Using a number line aids in conceptualizing how positive and negative values interact. For instance, starting at \(-37\) and moving 53 steps right gets you to 16.

The absolute value of a number is its distance from zero on the number line, considered without regard to direction. It's always a non-negative value:

• For a positive number, the absolute value is the number itself. For example, the absolute value of \(53\) is \(53\) itself.
• For a negative number, it becomes positive. For example, the absolute value of \(-37\) is \(37\).

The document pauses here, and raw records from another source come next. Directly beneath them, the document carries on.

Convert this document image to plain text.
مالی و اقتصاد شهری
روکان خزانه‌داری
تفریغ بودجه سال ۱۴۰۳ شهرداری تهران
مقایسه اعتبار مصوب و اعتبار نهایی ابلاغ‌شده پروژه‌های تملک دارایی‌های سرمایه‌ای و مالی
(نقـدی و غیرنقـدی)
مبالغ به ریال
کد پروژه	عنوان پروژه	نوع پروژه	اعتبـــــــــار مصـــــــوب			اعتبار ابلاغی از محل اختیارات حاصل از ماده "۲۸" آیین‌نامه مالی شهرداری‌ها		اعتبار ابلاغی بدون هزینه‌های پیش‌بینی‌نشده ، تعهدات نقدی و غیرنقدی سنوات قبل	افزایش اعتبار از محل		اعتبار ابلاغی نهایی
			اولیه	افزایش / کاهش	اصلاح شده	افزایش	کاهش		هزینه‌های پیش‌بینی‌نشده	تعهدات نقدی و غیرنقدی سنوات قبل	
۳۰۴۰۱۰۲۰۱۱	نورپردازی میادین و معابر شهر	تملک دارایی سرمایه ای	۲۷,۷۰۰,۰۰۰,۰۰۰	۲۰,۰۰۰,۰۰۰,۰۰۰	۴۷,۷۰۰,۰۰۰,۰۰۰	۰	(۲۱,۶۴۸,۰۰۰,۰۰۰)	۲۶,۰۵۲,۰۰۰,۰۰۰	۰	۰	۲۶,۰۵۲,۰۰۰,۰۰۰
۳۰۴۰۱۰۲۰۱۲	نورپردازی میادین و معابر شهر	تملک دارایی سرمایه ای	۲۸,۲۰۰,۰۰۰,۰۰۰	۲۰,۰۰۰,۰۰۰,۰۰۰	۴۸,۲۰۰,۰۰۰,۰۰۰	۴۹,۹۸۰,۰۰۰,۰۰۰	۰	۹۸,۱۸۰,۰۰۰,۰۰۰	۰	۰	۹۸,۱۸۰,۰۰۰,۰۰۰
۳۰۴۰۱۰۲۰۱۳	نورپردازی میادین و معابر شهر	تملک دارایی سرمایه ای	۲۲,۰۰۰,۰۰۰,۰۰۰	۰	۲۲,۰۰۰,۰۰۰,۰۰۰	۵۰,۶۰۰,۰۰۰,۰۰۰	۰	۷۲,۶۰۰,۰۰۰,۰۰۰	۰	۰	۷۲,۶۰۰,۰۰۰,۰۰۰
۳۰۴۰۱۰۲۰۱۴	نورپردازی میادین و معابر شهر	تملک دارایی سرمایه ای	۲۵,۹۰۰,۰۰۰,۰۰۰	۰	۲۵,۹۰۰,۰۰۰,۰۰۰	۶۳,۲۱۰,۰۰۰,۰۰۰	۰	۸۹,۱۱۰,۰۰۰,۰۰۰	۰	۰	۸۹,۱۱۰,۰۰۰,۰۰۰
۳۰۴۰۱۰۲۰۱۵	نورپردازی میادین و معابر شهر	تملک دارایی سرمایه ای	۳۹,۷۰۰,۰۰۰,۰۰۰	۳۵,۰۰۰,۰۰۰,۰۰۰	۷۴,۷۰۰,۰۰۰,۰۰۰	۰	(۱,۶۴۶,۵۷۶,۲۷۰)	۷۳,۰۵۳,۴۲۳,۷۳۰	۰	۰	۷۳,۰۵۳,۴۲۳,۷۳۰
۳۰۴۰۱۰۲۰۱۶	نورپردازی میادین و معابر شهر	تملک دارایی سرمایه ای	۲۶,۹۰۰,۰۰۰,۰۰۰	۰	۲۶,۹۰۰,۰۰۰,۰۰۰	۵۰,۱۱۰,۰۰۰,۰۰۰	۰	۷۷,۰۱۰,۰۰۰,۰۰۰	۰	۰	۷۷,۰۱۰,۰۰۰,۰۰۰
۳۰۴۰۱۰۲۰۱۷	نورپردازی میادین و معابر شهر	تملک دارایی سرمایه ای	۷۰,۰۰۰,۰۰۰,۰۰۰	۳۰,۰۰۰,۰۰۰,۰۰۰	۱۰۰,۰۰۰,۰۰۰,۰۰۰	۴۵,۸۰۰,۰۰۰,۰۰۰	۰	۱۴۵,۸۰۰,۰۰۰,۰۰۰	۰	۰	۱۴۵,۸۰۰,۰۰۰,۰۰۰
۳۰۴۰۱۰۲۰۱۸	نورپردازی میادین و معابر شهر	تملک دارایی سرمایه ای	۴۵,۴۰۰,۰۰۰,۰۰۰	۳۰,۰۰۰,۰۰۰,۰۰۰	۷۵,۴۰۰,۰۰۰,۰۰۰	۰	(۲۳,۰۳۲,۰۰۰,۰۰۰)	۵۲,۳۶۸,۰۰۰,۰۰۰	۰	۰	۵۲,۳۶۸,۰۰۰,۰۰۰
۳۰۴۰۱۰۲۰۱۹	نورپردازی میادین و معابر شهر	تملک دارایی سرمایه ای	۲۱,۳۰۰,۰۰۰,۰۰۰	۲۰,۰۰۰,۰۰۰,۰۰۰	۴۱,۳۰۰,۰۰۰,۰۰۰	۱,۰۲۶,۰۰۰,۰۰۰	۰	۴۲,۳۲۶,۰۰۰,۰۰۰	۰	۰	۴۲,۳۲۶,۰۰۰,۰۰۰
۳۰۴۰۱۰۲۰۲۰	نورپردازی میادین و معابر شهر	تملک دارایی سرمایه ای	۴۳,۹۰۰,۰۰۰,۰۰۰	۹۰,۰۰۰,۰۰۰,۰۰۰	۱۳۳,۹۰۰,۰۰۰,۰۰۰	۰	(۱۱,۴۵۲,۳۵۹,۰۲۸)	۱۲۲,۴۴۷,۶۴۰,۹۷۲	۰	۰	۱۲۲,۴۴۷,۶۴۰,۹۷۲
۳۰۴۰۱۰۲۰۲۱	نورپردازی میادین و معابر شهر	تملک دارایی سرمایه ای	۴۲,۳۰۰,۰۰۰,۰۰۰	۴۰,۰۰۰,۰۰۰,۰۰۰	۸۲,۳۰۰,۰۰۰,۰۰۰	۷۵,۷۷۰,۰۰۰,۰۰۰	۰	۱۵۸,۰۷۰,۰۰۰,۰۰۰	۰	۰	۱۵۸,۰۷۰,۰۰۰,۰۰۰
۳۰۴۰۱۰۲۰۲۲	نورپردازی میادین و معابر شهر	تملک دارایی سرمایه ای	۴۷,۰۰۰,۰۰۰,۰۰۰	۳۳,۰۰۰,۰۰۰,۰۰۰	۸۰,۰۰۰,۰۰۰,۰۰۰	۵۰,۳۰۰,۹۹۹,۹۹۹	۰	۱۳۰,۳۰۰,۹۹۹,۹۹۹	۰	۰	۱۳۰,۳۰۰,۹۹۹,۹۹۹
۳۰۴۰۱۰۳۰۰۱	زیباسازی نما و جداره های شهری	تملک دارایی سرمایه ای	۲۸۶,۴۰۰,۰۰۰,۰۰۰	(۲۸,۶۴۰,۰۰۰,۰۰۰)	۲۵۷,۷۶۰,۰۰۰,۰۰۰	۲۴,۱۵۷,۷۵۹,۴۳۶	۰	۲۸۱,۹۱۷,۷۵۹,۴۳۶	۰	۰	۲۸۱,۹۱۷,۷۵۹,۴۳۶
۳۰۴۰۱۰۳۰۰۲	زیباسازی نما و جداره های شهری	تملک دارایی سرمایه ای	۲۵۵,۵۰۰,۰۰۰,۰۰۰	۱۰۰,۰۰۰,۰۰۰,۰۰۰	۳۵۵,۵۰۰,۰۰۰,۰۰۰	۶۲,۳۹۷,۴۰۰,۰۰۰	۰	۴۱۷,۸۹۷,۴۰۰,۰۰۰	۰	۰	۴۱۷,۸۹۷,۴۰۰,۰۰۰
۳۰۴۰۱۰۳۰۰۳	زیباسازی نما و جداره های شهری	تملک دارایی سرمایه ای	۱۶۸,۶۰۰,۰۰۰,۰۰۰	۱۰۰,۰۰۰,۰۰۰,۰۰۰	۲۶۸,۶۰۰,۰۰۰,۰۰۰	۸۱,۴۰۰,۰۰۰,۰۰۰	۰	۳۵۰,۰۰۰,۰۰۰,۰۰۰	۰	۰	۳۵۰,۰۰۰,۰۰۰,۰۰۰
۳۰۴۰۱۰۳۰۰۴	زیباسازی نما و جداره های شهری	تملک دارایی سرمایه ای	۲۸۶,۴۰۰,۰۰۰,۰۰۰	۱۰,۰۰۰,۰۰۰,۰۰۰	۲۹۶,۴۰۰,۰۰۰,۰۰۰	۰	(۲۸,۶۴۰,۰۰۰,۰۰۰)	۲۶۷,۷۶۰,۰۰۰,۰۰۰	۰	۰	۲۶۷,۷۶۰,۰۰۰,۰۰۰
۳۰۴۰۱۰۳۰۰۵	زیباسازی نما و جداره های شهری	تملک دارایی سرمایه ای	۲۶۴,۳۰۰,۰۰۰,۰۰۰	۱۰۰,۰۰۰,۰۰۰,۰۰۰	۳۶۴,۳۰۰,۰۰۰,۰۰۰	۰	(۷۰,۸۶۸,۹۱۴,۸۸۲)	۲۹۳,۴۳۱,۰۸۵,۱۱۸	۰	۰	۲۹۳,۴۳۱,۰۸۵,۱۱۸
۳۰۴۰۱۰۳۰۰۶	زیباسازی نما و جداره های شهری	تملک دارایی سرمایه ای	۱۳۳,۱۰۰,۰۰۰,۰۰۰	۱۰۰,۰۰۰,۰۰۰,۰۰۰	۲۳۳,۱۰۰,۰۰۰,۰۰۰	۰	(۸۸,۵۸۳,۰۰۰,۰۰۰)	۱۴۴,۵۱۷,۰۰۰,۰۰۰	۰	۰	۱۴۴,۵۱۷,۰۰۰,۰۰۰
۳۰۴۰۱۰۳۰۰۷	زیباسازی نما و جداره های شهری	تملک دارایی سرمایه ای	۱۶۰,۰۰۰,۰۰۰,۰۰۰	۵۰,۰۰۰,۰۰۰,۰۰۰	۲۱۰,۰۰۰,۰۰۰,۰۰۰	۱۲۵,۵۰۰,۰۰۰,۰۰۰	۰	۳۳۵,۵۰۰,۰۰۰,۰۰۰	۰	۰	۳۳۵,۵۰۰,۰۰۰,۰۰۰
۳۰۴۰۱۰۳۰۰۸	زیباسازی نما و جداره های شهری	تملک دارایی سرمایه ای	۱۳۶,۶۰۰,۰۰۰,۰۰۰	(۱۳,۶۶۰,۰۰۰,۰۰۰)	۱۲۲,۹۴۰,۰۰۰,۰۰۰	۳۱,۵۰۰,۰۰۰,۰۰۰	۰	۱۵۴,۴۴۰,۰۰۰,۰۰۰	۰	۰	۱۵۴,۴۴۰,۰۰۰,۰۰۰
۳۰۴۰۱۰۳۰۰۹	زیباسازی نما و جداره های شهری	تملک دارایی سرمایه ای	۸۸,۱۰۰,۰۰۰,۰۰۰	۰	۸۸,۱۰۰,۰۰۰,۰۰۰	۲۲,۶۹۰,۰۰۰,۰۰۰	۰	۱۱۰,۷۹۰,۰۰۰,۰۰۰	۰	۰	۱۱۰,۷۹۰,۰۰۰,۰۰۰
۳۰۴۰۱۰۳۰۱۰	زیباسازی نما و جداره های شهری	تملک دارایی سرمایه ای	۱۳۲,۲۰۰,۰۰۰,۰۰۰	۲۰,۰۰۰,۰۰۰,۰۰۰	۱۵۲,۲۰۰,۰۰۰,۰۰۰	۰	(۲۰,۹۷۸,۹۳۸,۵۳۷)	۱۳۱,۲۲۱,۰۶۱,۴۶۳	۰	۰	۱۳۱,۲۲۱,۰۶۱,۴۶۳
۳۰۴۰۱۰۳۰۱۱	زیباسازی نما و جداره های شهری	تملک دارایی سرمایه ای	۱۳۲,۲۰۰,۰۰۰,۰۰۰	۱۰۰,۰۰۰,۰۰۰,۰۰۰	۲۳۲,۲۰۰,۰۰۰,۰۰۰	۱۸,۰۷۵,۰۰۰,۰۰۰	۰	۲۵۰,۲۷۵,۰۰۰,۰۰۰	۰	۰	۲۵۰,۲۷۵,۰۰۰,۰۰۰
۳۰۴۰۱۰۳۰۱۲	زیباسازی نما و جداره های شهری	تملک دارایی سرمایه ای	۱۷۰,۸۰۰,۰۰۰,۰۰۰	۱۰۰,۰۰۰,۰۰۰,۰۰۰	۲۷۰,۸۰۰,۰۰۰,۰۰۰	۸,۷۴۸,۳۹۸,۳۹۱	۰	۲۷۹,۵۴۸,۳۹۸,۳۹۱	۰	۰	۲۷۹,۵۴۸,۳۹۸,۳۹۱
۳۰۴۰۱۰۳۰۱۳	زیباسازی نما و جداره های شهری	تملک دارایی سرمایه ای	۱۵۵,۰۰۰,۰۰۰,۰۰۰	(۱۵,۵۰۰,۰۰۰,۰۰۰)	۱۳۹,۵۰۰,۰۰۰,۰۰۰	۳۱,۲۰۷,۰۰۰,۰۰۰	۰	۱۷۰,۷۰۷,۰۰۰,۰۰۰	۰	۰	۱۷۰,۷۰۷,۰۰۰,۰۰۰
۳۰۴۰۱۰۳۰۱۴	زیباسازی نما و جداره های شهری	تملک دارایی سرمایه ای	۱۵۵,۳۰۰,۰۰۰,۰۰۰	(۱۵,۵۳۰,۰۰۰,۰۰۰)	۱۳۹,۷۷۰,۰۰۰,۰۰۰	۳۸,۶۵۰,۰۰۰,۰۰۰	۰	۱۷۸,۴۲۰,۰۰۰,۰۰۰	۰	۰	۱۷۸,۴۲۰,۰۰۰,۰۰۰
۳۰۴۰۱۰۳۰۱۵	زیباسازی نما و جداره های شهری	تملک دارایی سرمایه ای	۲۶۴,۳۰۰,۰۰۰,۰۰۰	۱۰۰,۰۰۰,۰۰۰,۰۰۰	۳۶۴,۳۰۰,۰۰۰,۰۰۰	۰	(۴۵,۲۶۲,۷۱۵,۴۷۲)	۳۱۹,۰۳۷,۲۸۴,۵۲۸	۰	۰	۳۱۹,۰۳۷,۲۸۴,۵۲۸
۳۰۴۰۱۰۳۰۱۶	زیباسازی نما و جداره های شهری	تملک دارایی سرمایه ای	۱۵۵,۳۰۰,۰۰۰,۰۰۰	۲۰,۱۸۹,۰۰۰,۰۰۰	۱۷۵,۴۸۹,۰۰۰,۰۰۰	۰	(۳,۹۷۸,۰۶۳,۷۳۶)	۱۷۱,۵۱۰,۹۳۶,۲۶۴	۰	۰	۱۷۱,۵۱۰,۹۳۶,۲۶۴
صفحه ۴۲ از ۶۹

Absolute value is used in integer addition to determine the effect of positive and negative numbers. When adding \(53 + (-37)\), it's essential first to find the absolute values of both numbers, identify the larger one, and then subtract the smaller one. As seen, you calculate \(53 - 37 = 16\). Thus, absolute value helps simplify and resolve the differences in integer addition.

Arithmetic operations are the core of all mathematics and include addition, subtraction, multiplication, and division. For integer addition involving positive and negative numbers, the operations break down as:

• Recognizing the kinds of numbers involved (positive and negative) allows you to determine which arithmetic operations to undertake. Adding a negative is practically the same as subtracting its absolute value.
• Understanding the rules for combining signs: a positive number plus a negative (or vice versa) involves subtraction of their absolute values.
• After calculating the arithmetic operation, consider the signs involved. If you subtract a smaller absolute value from a larger one, the result's sign is that of the number with the larger absolute value.

For the example of \(53 + (-37)\), you subtract \(37\) from \(53\), understanding that you're essentially subtracting. The operation gives \(16\), a positive number, as \(53\) is larger than \(37\) in terms of absolute value.